- We need to start visiting thrift stores more often.
You can make great finds at second-hand and thrift stores. But this Texas woman’s Goodwill purchase puts every deal you’ve ever found to shame.
Laura Young, from Austin, purchased a nice marble bust for $35 in 2018. What neither she nor the store realized at the time was that the bust was actually a 2,000-year-old Roman sculpture.
Young only figured that out she’d already taken the bust home. Not only that, it turned out that U.S. soldiers had looted the sculpture from a German museum during World War II.
Young, an antique dealer herself, has a conscience that simply wouldn’t let her keep the stolen statue. After a long and surprisingly arduous process, the bust has now — at least nominally — been returned to German ownership.
Let’s take a deeper look at the strange journey of this ancient artwork.
‘Clearly Antique’
As Young runs her own antique store, she often goes to thrift stores trying to make valuable discoveries. In 2018, she was browsing through a Goodwill store on Far West Boulevard in Austin.
There, tucked under a table, she spotted a sculpture of a human head. She asked to see the bust closer and the staff obliged.
It was a nice sculpture, much nicer than what you’d expect to find at Goodwill. It was clearly full marble, weighing about 50 pounds and slightly tarnished with age.
“Clearly antique — clearly old,” Young recalled for KUT.
And the price was definitely right. The price tag on the bust read $34.99.
It seemed like a great deal to Young, so she made her purchase. She strapped the bust into the backseat of her car and drove home.
An Old Man Called Drusus
However, although she was now the bust’s new owner, the mysterious sculpture kept puzzling her mind. As she’d already determined, it was very old, but she wanted to know exactly how old it was — and where it came from.
So, as she often does with her antique purchases, Young decided to do some detective work. She fired up Google and started her research.
Eventually, Young ended up contacting a London auction house that was able to tell her the bust’s age. Sure, Young knew it was old, but she could’ve never guessed just how old it was.
According to the auction house, the bust depicted a Roman man by the name of Drusus Germanicus. An unknown sculptor carved the bust in the first century CE — making it 2,000 years old.
Additionally, another auction house dug up records from the 1920s and ‘30s. They showed that at the time Mr. Germanicus’ bust had resided in the collection of a German museum called Pompejanum in the city of Aschaffenburg.
Spoils of War
But how did this ancient sculpture make its way from Germany to the U.S. and under a Goodwill table? There’s a very likely explanation for the cross-Atlantic trip.

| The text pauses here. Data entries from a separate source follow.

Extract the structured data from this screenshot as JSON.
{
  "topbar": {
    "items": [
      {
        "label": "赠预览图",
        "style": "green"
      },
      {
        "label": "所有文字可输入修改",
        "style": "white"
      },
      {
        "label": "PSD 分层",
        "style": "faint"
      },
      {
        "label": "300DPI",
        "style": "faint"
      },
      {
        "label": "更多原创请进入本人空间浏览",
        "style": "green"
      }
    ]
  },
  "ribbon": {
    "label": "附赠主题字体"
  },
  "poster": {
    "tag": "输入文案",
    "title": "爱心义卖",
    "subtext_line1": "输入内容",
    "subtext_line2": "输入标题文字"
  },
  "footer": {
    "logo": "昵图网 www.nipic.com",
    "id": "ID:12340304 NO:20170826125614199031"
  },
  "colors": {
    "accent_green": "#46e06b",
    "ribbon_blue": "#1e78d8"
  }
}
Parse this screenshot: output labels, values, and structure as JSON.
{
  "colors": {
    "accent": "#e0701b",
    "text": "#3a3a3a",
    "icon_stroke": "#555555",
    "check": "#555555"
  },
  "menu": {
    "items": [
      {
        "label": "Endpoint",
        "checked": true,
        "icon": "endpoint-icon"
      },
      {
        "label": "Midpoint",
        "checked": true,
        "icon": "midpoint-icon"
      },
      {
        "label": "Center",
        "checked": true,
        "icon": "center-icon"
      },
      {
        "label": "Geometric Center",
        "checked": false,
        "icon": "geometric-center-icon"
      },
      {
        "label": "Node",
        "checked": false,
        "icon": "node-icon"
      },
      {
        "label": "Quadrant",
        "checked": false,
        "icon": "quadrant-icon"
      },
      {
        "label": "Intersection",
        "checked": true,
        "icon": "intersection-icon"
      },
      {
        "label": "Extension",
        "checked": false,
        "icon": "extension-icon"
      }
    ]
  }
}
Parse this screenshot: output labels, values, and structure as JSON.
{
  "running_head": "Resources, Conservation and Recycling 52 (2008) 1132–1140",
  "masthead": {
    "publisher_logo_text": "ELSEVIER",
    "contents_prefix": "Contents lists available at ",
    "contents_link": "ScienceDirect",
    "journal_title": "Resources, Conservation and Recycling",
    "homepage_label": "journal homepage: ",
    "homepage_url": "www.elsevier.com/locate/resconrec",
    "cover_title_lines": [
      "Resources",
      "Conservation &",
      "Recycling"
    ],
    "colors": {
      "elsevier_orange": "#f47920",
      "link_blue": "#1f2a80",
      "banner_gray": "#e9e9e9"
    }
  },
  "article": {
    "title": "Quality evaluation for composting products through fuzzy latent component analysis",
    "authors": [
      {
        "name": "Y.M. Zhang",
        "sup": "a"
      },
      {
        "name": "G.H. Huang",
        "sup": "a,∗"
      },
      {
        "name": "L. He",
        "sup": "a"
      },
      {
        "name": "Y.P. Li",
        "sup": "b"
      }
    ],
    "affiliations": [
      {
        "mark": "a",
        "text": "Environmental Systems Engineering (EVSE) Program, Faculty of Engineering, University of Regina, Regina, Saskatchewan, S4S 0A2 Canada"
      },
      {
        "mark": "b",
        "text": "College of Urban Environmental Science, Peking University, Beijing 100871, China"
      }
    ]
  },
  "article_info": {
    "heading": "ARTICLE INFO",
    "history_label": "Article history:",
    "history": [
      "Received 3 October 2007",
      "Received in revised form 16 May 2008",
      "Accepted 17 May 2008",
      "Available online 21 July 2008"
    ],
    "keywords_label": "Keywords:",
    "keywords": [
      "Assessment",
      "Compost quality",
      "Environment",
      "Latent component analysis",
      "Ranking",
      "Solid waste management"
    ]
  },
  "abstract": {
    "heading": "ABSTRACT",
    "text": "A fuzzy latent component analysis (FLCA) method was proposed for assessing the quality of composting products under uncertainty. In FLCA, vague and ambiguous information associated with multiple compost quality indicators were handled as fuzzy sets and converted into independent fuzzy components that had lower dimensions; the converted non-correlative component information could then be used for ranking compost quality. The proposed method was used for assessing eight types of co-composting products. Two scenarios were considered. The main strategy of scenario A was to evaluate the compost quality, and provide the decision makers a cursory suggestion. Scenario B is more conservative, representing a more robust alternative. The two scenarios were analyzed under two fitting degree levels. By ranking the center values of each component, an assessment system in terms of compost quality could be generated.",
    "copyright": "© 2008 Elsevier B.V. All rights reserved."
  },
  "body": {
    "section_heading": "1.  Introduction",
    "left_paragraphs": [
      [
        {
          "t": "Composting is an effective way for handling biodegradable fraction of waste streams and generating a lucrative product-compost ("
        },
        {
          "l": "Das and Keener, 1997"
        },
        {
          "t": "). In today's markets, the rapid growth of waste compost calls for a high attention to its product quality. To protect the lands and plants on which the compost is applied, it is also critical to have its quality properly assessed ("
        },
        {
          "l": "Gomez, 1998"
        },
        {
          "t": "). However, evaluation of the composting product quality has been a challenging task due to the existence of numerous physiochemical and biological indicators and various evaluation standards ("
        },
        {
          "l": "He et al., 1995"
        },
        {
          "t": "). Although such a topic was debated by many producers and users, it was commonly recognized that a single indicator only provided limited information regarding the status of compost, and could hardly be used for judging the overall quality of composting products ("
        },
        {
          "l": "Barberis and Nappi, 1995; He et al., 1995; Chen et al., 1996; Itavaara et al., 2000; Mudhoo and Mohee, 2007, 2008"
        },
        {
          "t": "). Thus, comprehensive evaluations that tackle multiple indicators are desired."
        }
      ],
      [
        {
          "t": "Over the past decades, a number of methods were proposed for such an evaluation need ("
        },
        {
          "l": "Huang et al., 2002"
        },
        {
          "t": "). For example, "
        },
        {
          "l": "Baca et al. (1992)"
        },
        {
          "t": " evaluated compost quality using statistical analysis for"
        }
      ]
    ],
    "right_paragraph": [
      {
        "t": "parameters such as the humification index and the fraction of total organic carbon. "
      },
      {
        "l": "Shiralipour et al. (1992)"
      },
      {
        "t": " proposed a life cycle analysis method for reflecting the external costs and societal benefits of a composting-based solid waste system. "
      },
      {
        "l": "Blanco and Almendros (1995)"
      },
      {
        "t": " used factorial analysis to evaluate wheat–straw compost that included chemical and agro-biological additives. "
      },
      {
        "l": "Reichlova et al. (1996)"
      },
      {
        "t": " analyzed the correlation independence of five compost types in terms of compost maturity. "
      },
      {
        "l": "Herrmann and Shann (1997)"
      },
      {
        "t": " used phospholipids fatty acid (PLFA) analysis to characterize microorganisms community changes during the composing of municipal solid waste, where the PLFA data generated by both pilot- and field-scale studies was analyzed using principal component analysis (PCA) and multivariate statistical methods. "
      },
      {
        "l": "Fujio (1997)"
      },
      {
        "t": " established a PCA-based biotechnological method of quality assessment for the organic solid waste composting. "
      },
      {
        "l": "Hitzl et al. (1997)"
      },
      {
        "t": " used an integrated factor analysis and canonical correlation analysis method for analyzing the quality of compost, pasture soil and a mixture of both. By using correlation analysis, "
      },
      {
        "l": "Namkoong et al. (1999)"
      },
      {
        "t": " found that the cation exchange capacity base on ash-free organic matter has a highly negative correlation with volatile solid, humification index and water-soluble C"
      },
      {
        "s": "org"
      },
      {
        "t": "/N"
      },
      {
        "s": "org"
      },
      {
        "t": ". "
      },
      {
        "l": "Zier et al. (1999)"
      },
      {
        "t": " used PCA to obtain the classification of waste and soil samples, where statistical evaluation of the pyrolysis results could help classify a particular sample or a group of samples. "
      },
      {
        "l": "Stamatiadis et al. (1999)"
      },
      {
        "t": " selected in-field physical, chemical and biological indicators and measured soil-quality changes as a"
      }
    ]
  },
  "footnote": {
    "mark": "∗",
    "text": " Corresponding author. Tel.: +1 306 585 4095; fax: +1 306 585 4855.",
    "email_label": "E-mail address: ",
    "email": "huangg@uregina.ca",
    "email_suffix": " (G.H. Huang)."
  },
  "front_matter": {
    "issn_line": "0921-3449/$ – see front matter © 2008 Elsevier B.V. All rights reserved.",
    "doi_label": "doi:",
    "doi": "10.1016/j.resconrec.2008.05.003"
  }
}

It was, perhaps unfortunately, nothing unusual for U.S. soldiers to grab German valuables as spoils of war during World War II. We already saw that in our recent story about a young Italian girl’s birthday cake.
In 1945, shortly before the end of WWII, Aschaffenburg became a battlefield between U.S. and Nazi troops. During the fighting, the Pompejanum museum got hit with bombs that demolished a large part of it.
“We know that many of the [museum’s] objects were either destroyed in the Allied bombing campaign or looted afterward. So, unfortunately, in this case, it might have been a U.S. soldier who either looted it himself or purchased it from someone who had looted the object,” explained Stephennie Mulder, an art history professor at UT Austin.
We’ll probably never know how the bust got into Goodwill. But at least we now know how it came to the U.S.
Return to Sender
With that mystery solved, Young was faced with another dilemma. She didn’t feel right having the statue — after all, it was stolen property.
So, she started looking into ways to return it to Germany. Young hired a lawyer who specializes in international art and got to talking with the Germans.
But returning the statue wasn’t as easy as just packing it up and sending it to Germany. As Young found out, there are plenty of things that have to be ironed out with objects like this.
It took until early 2022, but finally Young and the Germans reached a deal. However, the details are confidential, so we can’t know what exactly they agreed on.
What we do know, however, is that the bust won’t go straight to Germany. Instead, it will spend the next year at the San Antonio Museum of Art.
Oh, and it turned out that the bust probably doesn’t depict Mr. Germanicus after all. Instead, the face on the sculpture most likely belongs to a general called Pompey.
So, until next summer, you can go see the bust yourself at the San Antonio museum.
“It’ll be in the company of other objects like it. Although I think, when you look at it, you can see what a particularly nice example of a portrait it is in that context,” said Lynley McAlpine, a curatorial fellow at the museum.
Even though Young had to part with Pompey, he’s not completely gone. Before the museum staff picked up the sculpture, Young had a 3D printing firm produce a half-scale replica of it.
“I do have a collection of busts at home, so he’s with my other heads,” said Young.